If that’s not bad enough, I have to compensate for your “slip” factor.  It’s snowy, it’s slushy and it’s slippery.  These are not ideal walking conditions as it is and then I get stuck behind you, and you’re walking slowly, and I know this because if you are the type to carry an umbrella in the snow then you are the type to walk more slowly than is called for, and you will do one of two things: either A) the stop-short causing me to dodge the pokey thing once again and walk around you while you decide which is the least snowy path (channel Frost here people, just pick a path) or B) you slip.

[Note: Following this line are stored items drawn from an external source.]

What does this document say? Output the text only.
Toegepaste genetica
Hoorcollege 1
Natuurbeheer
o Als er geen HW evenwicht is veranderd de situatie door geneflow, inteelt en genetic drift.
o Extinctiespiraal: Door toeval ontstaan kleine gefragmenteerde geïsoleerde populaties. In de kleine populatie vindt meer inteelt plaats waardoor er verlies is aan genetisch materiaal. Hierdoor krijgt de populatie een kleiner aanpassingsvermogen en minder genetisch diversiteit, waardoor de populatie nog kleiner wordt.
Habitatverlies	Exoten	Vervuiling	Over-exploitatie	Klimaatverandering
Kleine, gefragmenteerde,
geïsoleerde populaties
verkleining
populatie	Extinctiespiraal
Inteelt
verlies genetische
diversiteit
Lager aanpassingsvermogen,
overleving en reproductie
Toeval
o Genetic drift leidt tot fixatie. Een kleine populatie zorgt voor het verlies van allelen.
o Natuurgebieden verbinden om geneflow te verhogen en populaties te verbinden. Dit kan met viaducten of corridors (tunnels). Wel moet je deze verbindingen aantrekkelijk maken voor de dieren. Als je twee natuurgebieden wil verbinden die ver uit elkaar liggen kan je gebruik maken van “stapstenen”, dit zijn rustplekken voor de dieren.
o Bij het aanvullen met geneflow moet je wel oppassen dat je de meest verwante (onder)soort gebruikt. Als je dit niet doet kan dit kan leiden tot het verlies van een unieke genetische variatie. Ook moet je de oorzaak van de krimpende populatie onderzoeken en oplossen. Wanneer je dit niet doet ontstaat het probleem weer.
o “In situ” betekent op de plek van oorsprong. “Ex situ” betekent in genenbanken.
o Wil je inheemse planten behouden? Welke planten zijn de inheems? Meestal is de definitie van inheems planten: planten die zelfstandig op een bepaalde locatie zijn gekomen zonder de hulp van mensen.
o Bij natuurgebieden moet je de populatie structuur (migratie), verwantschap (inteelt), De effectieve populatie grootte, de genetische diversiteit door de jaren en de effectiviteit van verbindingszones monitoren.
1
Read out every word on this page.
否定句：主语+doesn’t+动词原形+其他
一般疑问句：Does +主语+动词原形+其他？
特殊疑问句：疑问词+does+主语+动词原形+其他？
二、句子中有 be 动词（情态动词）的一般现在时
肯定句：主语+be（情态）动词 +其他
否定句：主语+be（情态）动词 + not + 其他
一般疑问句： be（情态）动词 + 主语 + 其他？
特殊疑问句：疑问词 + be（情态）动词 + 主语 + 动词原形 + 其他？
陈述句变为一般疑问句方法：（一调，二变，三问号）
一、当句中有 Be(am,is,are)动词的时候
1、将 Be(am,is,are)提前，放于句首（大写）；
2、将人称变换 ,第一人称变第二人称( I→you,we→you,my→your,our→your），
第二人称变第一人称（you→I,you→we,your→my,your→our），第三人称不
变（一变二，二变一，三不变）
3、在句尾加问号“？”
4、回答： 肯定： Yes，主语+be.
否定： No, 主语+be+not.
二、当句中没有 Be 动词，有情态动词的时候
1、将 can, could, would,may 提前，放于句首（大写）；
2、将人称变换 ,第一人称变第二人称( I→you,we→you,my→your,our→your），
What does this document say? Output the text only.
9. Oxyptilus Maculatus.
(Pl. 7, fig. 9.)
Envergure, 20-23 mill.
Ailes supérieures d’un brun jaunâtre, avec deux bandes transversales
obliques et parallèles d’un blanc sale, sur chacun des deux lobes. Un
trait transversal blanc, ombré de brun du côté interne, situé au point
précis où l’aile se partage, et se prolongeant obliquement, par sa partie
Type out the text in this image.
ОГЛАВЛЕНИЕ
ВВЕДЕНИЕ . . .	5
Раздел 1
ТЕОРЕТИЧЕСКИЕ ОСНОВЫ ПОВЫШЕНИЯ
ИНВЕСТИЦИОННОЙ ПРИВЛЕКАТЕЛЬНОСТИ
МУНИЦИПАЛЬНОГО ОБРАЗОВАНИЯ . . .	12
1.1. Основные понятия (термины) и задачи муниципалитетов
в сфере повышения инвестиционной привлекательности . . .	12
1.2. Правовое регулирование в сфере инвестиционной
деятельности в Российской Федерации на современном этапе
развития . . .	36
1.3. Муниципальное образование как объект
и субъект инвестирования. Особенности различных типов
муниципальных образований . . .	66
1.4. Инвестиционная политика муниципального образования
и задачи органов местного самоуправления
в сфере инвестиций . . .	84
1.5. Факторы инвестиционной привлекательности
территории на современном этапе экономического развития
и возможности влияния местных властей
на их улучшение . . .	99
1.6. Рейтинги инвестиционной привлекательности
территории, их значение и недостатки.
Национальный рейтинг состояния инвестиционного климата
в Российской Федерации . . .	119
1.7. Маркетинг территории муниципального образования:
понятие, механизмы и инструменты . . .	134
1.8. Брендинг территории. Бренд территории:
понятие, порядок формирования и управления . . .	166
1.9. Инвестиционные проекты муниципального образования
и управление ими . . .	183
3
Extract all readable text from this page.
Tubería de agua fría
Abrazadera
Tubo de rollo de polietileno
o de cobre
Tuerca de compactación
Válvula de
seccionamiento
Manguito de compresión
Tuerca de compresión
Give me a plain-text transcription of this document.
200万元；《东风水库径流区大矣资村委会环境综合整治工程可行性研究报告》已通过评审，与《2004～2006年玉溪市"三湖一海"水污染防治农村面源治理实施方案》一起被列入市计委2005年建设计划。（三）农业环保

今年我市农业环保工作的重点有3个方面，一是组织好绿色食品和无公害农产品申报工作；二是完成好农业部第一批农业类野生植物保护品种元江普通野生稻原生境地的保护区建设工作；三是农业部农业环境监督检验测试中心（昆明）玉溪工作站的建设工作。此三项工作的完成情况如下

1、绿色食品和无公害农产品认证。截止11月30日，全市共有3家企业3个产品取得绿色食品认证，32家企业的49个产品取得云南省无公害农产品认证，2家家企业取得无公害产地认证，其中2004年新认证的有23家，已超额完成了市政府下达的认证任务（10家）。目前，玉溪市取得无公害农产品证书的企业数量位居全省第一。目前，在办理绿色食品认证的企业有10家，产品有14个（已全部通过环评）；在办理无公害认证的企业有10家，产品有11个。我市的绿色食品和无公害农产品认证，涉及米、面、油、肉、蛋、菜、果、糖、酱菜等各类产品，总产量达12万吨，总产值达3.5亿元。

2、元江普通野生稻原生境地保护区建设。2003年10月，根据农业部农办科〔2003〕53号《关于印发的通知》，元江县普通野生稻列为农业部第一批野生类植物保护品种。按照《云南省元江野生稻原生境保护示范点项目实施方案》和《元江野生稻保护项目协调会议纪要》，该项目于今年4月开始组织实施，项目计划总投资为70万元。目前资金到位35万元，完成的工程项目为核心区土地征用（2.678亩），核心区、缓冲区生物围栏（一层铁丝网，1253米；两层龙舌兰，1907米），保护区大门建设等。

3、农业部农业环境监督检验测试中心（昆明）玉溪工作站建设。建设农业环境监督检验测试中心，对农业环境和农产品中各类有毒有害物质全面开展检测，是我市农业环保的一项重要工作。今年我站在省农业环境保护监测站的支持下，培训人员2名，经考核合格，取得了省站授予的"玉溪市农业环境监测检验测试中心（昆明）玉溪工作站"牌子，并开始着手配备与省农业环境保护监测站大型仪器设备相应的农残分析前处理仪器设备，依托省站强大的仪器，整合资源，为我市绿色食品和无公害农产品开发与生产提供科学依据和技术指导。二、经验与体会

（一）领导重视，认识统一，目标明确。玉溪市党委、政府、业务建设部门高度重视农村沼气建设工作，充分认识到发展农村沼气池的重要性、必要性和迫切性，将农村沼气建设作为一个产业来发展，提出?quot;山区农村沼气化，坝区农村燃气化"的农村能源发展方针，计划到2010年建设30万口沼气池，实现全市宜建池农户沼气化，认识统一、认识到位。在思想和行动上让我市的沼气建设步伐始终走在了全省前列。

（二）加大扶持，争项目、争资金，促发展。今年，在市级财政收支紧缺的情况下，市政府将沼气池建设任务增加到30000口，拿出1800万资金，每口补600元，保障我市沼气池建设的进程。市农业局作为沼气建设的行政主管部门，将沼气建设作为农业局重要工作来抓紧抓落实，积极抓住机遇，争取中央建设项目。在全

God forbid you slip, because that umbrella will take on a life of its own and it’s anyone’s guess where it will end up.  Will you throw it?  Will you try to hook it on something, something that is hopefully not me, to save your fall?  Will you jab it at me in the hopes that I will catch it, again, saving your stupid toosh from snowy peril?  No one knows and therefore no one is safe.  Not me, and certainly not you, because let me tell you, nothing could make me more angry on a snow day than trying to go sledding (ah to live somewhere again where I could actually go sledding…) and winding up with an umbrella jammed somewhere in my cranial region.  Should that happen you can expect that favor will be returned, but most likely not in a direct “eye for an eye” sense.

So I’m just asking this one tiny favor on behalf of pedestrians everywhere.  Leave your umbrellas at home and save them for spring.  Pull out a nice little hat and a scarf and brave the weather like the rest of us, with icicle hair and weakened immune systems.